In the past, as much as 6p in the pound was taken off by charities for office costs and expenses. But the DEC announced late last week "to dispel any doubts", that it was imposing a strict ceiling on the administration fees allowed. Fundraising costs were limited to an "absolute maximum" of 2 per cent, with another 1 per cent going towards official monitoring and evaluation of how the money was spent. It added: "On average, 98p out of every pound goes straight on emergency relief aid."

The charities relish passing on the anecdotes about pensioners arriving in shops to hand over that week's pension; of one man who dropped £5,000 in cash on an Oxfam counter and just walked out; of queues forming as people wrote out cheques.

Then there was the man who was just about to book his summer holiday and decided to hand Oxfam £300 instead, or the elderly callers apologising profusely because they could only afford £10.

Over the Christmas holidays, says Mr Cullen, Oxfam staff were bringing their aunts, grandparents and children in to stuff envelopes and take calls when they would have been picking over the turkey, playing with presents and bickering over the television.

Christmas was, the charities believe, a crucial factor in the scale of the public response. Families were together at home, watching TV and with plenty of leisure time. The disaster also struck a region many Britons knew directly - such as the beach resorts of Phuket, Sri Lanka and the Maldives. And, because of the large number of Western holidaymakers with camcorders, they were able to see graphic, minute-by-minute footage of the unfolding disaster.

That, the aid agencies say, is very different from their experience trying to raise money for crises in more isolated but equally needy countries, such as Congo, Afghanistan and Darfur, Sudan.

The greater understanding for the areas affected is heightened by the scale of what happened.

Mona Laczo, 31, a veteran emergency worker overseeing Oxfam's 25-strong aid team in Aceh, said it was the worst-affected area she had encountered, after seven years coping with war and flooding in Afghanistan, Bangladesh and India. As she spoke to The Independent on Sunday, her building was shaken by yet another earth tremor.

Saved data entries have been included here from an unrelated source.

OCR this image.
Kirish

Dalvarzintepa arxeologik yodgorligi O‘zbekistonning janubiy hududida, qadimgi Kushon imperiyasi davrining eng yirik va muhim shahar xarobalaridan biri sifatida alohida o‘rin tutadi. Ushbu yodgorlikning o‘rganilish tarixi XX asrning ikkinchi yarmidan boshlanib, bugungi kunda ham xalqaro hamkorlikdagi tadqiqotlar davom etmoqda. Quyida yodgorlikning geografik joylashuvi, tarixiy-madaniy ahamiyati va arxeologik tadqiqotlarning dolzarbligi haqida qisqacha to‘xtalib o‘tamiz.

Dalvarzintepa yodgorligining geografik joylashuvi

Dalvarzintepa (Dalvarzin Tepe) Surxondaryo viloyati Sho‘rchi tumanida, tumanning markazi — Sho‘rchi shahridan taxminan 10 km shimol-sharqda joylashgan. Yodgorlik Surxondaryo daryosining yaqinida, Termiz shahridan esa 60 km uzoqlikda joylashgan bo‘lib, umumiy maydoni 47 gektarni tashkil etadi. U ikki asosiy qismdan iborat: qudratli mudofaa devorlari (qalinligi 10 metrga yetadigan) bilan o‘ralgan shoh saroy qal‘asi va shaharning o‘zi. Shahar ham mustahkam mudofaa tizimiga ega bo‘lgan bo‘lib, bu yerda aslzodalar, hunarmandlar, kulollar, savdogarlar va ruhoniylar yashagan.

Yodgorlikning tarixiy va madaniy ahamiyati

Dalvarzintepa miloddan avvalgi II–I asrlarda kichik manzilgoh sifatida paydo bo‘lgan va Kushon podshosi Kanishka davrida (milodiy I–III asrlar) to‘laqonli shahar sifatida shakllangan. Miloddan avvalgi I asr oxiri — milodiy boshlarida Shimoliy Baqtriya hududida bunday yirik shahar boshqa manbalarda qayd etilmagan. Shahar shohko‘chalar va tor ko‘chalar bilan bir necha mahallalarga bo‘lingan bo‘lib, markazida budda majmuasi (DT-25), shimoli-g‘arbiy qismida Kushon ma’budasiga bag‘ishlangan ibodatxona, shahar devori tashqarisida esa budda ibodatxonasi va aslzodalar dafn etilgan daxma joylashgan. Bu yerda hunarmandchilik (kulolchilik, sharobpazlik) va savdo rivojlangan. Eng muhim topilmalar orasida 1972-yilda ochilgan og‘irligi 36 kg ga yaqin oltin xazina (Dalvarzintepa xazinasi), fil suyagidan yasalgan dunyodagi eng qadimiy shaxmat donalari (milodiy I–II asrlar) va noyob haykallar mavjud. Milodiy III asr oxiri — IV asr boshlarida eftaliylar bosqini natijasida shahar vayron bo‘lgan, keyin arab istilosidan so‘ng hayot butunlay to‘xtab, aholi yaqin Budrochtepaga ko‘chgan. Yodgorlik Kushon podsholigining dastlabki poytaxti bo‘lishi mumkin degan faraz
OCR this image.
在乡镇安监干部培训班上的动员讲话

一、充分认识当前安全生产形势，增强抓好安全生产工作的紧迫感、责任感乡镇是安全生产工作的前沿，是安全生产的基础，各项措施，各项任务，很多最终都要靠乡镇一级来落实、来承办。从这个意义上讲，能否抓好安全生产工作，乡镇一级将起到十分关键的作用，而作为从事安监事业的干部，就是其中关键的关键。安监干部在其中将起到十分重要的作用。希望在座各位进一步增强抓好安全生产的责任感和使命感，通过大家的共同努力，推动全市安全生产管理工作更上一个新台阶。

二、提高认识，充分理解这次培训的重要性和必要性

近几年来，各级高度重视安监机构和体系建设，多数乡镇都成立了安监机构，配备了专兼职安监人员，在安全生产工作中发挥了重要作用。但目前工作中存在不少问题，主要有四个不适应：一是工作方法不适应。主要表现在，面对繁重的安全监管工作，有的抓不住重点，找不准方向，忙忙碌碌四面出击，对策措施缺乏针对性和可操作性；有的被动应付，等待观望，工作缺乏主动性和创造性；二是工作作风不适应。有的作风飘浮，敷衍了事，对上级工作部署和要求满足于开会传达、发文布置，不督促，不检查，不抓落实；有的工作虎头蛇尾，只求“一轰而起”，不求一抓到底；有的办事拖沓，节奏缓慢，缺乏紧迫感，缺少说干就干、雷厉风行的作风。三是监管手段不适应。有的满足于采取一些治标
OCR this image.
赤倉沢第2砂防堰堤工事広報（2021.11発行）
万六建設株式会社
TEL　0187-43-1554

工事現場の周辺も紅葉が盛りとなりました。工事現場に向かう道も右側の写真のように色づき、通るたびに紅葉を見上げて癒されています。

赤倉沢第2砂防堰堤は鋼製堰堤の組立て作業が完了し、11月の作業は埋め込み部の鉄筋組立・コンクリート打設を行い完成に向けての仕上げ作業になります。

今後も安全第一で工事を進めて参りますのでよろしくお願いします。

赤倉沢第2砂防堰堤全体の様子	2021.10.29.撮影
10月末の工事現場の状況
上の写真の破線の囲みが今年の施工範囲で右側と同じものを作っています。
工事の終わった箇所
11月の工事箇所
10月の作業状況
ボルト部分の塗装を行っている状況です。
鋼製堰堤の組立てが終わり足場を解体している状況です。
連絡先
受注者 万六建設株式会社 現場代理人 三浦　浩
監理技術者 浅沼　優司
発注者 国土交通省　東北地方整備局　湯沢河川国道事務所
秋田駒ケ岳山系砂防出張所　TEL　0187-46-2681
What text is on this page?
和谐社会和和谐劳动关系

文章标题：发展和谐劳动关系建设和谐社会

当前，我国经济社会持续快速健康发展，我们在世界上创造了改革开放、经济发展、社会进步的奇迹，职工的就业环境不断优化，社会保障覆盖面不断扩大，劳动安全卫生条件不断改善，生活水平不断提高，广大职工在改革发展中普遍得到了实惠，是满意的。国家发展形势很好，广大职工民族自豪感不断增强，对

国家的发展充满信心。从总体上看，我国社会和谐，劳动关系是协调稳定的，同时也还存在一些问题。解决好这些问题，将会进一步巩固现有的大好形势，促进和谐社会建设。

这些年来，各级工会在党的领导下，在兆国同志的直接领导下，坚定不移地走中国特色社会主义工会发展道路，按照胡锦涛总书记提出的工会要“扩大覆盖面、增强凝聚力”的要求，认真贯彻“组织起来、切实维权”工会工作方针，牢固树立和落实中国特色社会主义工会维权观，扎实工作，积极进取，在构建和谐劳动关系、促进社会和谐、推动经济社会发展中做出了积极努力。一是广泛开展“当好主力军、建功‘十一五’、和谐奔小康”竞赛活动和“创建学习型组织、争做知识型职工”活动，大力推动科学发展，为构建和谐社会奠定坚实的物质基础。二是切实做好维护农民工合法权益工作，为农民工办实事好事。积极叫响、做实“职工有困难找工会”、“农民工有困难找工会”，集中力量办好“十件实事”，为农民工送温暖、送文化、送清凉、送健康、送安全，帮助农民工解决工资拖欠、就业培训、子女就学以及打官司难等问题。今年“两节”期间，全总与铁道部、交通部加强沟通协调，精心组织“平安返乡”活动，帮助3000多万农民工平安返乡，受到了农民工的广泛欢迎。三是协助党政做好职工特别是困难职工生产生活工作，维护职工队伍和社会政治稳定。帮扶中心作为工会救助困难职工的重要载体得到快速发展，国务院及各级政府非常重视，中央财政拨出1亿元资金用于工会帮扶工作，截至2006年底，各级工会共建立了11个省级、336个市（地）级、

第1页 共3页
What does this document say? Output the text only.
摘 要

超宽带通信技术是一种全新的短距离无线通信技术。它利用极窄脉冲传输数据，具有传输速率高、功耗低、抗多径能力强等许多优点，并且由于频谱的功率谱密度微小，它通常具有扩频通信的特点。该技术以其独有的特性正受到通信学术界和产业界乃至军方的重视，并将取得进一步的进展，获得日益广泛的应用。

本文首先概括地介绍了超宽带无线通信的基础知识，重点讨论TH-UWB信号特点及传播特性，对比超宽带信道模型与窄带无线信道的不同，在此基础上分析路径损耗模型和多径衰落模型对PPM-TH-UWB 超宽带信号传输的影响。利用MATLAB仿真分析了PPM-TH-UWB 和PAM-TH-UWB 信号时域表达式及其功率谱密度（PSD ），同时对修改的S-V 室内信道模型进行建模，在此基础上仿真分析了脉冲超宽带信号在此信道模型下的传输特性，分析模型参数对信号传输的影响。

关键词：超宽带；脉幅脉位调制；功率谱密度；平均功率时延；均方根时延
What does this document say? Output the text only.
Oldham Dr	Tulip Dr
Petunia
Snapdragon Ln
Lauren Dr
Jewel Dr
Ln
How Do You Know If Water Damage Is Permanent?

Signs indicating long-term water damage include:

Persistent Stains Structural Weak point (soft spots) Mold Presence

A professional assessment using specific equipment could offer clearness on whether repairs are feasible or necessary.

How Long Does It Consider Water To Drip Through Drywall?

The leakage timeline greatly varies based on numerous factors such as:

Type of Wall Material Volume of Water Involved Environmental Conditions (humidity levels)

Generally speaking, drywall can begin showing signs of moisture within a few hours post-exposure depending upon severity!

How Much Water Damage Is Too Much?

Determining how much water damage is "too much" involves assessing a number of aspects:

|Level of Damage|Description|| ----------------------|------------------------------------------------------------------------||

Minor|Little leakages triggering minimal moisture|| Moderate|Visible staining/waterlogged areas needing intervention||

"The devastation we see here is beyond description," she said. But the water buckets, latrines and trucks paid for when countless people shook tins or collected anything they could, such as the Smith brothers, were already transforming lives.

"In the first few days it was very, very evident that people were in shock, traumatised," she said. "But now people are at least smiling ... They've heard about the outpouring of donations and support from around the world. It does make them feel good, especially in Aceh. This whole area has been closed off. Now, they are on the map."